# Wick size for tapers and other similar sized candles



## Ravenseye (Apr 2, 2006)

I use the exact same wick for my dipped tapers and they always come out well. I have a problem finding the right wick for poured votives. Can't remember now the different ones I've tried but they just pool up quick and go out. Eventually I'll get it right.

My ferals are always nearby or in the shop with me to stay warm while I work on winter beekeeping projects. They don't particularly care for any power tools I use but melting wax is just fine!


----------



## JWPalmer (May 1, 2017)

Ravenseye said:


> My ferals are always nearby or in the shop with me to stay warm while I work on winter beekeeping projects.
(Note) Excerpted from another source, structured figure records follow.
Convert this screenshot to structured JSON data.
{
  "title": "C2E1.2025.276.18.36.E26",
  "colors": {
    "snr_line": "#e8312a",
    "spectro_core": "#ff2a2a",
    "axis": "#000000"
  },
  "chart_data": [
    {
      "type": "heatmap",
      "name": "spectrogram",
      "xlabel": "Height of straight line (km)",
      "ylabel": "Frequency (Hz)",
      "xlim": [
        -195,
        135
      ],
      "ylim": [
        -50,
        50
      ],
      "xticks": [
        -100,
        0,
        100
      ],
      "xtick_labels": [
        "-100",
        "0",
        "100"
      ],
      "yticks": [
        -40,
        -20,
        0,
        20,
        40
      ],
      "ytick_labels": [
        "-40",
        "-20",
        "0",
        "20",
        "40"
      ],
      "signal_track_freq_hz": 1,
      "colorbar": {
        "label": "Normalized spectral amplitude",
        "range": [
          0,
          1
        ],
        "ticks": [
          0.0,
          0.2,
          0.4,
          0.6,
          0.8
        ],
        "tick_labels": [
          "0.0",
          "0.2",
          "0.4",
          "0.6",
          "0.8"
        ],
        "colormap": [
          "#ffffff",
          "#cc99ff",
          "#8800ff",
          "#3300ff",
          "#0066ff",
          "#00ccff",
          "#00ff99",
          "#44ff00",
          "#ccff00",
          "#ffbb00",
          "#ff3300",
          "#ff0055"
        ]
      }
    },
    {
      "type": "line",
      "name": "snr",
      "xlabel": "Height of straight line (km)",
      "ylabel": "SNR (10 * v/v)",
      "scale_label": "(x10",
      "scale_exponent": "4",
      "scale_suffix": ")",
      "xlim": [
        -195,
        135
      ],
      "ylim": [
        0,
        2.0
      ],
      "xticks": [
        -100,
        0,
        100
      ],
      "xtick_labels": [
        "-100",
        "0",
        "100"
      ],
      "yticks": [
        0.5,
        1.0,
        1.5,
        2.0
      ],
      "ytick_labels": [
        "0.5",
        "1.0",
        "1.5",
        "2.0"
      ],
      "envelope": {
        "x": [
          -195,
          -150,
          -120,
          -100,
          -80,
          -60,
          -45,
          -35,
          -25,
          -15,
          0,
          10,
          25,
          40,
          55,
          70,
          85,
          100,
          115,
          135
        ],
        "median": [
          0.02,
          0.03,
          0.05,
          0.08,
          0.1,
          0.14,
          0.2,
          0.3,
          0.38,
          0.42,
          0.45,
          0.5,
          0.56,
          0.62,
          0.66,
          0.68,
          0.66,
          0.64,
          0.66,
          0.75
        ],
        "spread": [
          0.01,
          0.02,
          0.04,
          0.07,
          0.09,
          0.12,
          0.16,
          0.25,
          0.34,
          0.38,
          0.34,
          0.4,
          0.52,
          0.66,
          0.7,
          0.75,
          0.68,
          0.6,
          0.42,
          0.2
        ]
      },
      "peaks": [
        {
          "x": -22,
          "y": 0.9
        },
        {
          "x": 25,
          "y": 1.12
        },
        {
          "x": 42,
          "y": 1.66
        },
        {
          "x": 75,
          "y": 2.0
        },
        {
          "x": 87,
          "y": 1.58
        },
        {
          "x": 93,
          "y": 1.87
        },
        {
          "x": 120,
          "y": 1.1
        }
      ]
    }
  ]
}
It is nice when the girls come out to keep you company. I had several buzzing around my head yesterday while out on the back deck. They were not being aggressive at all, just curious.


----------



## Ravenseye (Apr 2, 2006)

Sorry...ferals was in cats. Feral cats. I have barn cats that I adopted as nearly completely wild but sort of hang around me now after I acclimated them. One will even try my lap once in a while. The other two...not so much unless I want to lose some blood!


----------



## JWPalmer (May 1, 2017)

Missed that one by a mile, didnt I. Feral cats are OK, I guess. Not big on affection but supposedly good mousers. My sister-in-law feeds 29 in her back yard. Only a few will let her touch them.


----------